Yara, la lettera del fratellino: "Per me è ancora viva, l'ho sognata"
Sono ricordi strazianti, quelli dei fratelli di Yara Gambirasio nei confronti della loro sorella. La ragazzina, infatti, aveva una sorella maggiore, Keba, oggi 22enne, e due fratellini. Uno di loro, quando fu interrogato nel 2012, due anni dopo la morte della 13enne di Brembate, ancora non riusciva ad accettare il terribile delitto. 

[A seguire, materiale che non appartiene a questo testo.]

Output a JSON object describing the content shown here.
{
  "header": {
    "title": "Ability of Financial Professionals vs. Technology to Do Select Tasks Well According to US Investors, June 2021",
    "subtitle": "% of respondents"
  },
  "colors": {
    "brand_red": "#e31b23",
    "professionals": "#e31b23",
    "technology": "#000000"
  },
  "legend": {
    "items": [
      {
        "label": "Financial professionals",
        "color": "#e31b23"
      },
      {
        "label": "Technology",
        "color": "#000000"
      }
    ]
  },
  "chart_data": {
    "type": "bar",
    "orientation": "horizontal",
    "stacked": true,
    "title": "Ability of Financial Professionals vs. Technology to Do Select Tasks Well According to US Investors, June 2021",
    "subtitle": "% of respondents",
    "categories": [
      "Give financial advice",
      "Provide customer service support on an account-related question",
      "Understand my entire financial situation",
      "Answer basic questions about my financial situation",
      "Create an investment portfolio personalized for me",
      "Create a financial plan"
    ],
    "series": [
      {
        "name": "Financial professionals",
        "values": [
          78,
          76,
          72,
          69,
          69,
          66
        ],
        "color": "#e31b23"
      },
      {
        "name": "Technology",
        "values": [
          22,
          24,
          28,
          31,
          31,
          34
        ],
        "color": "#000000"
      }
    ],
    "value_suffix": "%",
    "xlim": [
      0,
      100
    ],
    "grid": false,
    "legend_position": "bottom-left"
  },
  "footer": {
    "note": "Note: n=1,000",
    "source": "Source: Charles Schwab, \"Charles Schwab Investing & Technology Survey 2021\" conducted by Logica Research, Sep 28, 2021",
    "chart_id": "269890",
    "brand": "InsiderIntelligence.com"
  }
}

«Yara mi aveva raccontato che tornando a piedi dalla palestra si era scontrata con un uomo. Lei aveva chiesto scusa e lui le aveva detto: 'Stai più attenta, ragazzina'. Era rimasta un po' sorpresa, mi aveva raccontato anche che quest'uomo la seguiva in via Morlotti con una macchina grigia e un po' lunga, e la guardava male. Sono rimasto stupito che qualcuno potesse guardarla male, forse quell'uomo era ancora arrabbiato per quella volta che si sono scontrati» - la testimonianza del ragazzino agli inquirenti, riportata da Giallo - «Non penso che quello sia il corpo di Yara, chiunque può avere gli stessi vestiti. Una volta l'ho sognata al mare, mi aveva detto che l'avevano rapita ma io l'avevo vista contenta».



Il settimanale di cronaca nera riporta anche la testimonianza di Nicole, la cuginetta di poco più piccola: «Eravamo amiche, la sera prima che sparisse ci siamo scambiate una ventina di sms. In quei tempi Yara aveva cominciato un po' a truccarsi, ma era ancora una bambina, allegra e piena di vita. Penso che Dio sceglie di avere accanto i più bravi o quelli troppo perfetti per stare al mondo».